Subdirect Products, Little Ideal

Little Ideal

A little ideal is a nonzero ideal that is contained in every nonzero ideal of R. If R has a little ideal, the intersection of any set of nonzero ideals is nonempty, and R cannot have a nontrivial subdirect product. Conversely, if all nonzero ideals intersect in 0, let each act as a kernel K_i, and build the nontrivial subdirect product representation S_i = R/K_i. Thus R is subdirectly irreducible iff it has a little ideal.

If R is a division ring, or even a simple ring, R is subdirectly irreducible.

The direct product of two or more rings is never subdirectly irreducible. Intersect the ideals R₁*0 and 0*R₂ and get 0.

Dedekind Domain

A dedekind domain does not have a little ideal (the square of such an ideal is smaller), hence it is not subdirectly irreducible. For a nontrivial representation, map R onto R/M^j for M a maximal ideal and arbitrarily large exponents j. The intersection of this descending chain of kernels is 0, so R embeds. Alternatively, map R onto R/M for infinitely many maximal ideals M. Nothing can be in all these ideals at once.

Mod out by M^j, and R/M^j becomes subdirectly irreducible. The little ideal is the image of M^j-1.

Semisimple

If R is semisimple, it is subdirectly irreducible iff it is the direct product of only one simple ring. We already said direct products are out, and a simple ring has its one and only ideal as a little ideal.

Group Ring

If R is not subdirectly irreducible then neither is the group ring RG. Let K_i be a collection of kernels of R that intersect in 0. Let these act as coefficients on the elements of G, whence K_iG become ideals in RG that intersect in 0.

Prime Ring

Let R be prime with nonzero socle H. We will show H is a little ideal, whence R is subdirectly irreducible. Let I be any ideal and let M be a minimal left ideal. Since I*M is a left ideal inside M, and since I*M is nonzero (R is prime), then I*M = M. Of course I*M lies in I since I is an ideal, hence I contains M. This holds for every M, hence I contains H.

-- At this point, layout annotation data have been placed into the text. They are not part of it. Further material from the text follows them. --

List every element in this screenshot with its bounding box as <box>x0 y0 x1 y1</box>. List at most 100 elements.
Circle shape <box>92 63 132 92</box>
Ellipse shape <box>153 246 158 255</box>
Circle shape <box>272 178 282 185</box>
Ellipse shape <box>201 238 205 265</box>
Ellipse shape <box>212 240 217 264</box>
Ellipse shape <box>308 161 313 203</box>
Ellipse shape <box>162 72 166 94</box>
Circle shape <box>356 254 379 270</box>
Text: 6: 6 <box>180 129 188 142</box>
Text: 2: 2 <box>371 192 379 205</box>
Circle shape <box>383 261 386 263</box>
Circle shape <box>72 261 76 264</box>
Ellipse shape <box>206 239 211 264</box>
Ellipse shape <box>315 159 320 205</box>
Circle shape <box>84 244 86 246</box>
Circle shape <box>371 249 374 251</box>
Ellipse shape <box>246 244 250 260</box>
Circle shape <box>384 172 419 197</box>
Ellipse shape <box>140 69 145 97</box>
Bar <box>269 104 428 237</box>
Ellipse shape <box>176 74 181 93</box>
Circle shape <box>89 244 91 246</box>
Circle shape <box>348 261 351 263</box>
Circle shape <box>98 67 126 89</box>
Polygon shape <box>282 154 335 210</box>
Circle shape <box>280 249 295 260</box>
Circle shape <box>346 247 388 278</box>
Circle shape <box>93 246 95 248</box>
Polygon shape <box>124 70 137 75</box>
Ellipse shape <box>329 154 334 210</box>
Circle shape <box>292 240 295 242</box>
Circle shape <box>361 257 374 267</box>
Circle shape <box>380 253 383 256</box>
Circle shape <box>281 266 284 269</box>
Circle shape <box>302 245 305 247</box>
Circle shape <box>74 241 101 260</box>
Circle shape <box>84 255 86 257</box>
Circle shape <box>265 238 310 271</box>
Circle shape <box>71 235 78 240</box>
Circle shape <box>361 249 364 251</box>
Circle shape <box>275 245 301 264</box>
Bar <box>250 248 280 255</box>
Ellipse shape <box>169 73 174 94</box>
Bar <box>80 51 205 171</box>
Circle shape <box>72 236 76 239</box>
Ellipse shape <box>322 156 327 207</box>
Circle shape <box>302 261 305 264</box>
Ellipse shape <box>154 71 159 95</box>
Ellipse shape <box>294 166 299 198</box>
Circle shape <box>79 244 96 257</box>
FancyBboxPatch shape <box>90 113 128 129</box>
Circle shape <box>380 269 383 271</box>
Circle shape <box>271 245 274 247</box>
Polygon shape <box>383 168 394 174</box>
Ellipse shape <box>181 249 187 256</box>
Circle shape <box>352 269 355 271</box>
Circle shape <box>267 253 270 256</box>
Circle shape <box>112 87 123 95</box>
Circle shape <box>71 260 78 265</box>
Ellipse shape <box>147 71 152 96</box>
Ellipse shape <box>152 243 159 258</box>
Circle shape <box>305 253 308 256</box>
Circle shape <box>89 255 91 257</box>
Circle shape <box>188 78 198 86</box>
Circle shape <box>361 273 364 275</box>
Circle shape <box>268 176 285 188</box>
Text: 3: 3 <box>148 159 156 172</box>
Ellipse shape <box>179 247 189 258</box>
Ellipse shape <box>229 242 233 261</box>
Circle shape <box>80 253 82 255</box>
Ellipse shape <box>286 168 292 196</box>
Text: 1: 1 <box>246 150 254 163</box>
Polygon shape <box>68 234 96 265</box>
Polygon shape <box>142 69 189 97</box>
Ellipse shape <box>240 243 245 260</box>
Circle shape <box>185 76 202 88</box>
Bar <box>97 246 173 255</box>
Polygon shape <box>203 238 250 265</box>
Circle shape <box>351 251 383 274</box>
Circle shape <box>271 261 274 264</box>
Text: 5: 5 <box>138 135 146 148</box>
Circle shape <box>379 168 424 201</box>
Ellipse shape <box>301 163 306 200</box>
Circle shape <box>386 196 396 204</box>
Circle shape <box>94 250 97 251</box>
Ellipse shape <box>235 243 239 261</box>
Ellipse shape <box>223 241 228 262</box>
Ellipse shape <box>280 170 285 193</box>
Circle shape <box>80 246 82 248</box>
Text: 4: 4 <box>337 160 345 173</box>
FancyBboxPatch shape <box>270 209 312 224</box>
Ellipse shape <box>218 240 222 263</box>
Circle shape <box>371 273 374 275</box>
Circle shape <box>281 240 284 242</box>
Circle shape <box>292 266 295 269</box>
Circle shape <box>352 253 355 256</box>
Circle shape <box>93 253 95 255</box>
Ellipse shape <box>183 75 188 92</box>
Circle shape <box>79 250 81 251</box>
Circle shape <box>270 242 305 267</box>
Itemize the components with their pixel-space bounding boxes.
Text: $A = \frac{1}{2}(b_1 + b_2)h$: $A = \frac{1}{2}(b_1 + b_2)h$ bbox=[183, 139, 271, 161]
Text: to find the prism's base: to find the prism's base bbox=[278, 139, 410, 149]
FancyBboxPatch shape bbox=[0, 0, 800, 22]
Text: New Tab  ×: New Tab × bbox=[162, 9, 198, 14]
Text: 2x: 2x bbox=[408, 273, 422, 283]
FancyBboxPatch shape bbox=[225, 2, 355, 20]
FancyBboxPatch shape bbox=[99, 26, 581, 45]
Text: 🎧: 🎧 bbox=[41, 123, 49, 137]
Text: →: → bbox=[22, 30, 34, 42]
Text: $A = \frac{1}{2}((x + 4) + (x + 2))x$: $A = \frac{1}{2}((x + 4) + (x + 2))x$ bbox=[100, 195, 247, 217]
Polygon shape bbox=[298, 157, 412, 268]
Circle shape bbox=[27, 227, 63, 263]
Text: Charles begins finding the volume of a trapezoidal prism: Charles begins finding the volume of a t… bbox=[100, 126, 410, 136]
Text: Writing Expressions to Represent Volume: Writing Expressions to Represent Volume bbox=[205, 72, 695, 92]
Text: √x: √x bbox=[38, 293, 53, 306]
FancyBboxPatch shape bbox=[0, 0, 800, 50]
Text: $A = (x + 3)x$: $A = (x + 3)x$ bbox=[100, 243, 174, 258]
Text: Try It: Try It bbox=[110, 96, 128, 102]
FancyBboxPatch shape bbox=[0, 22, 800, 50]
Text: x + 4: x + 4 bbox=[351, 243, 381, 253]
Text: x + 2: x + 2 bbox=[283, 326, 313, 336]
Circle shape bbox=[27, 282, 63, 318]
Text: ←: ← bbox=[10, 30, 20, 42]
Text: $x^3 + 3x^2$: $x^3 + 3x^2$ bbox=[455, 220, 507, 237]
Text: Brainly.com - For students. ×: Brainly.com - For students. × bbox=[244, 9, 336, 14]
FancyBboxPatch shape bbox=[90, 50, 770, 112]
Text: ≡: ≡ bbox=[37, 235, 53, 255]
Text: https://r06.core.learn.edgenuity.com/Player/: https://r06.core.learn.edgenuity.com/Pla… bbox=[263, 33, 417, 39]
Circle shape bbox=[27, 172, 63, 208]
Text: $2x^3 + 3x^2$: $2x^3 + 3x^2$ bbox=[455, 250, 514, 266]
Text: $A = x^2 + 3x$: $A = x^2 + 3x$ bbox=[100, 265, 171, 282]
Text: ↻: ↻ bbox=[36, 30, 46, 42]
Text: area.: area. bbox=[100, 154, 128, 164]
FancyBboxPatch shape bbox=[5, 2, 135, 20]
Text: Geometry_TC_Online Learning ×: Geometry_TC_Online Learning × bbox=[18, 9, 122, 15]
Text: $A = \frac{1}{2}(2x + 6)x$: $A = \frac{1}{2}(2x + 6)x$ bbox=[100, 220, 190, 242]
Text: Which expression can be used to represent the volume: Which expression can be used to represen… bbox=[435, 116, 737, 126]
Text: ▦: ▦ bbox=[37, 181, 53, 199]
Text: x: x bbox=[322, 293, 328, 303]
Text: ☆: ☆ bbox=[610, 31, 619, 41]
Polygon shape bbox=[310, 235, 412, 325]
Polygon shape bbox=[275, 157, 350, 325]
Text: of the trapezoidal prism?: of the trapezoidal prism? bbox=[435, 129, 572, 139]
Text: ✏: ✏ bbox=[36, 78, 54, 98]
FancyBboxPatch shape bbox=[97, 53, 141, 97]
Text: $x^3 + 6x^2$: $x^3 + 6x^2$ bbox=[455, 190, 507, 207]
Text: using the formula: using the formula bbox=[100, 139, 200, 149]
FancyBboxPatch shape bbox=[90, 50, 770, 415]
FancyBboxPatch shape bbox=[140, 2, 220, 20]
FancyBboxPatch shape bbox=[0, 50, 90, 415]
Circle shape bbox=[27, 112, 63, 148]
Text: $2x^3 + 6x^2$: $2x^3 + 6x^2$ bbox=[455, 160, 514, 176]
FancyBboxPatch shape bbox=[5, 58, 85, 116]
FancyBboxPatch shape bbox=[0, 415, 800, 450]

The converse does not hold. Let R be simple, which Implies R is prime. Assume R is not left artinian. Being simple, R is subdirectly irreducible. Its socle H is either 0 or R. Suppose it is R. Then a finite sum of elements, from a finite set of minimal left ideals, equals 1. These are simple left ideals, and simple modules are pairwise disjoint. Thus R is the finite sum of simple left ideals, R is a semisimple ring, and R is left artinian. This is a contradiction, hence H = 0. A prime ring can have a 0 socle and still be subdirectly irreducible.

K[x]

If K is a division ring that is nonalgebraic over its center, K[x] is left primitive. Since it is a left pid, any ideal can be squared to get something smaller. There is no little ideal, and the ring is not subdirectly irreducible.

Reduced and Commutative

If R is reduced and commutative, it is subdirectly irreducible iff it is a field. Let x lie in the little ideal. Since x² is not zero, it generates the same little ideal, hence x²*y = x for some y. Multiply through by y, and (xy)² = xy. Remember that x²y = x, and x is nonzero, hence xy is a nonzero idempotent. There can be no nontrivial idempotents, else R is a direct product of rings, with no little ideal. Thus xy = 1, x is a unit, and the little ideal is all of R. There can be no smaller ideals, other than 0, hence R is a field.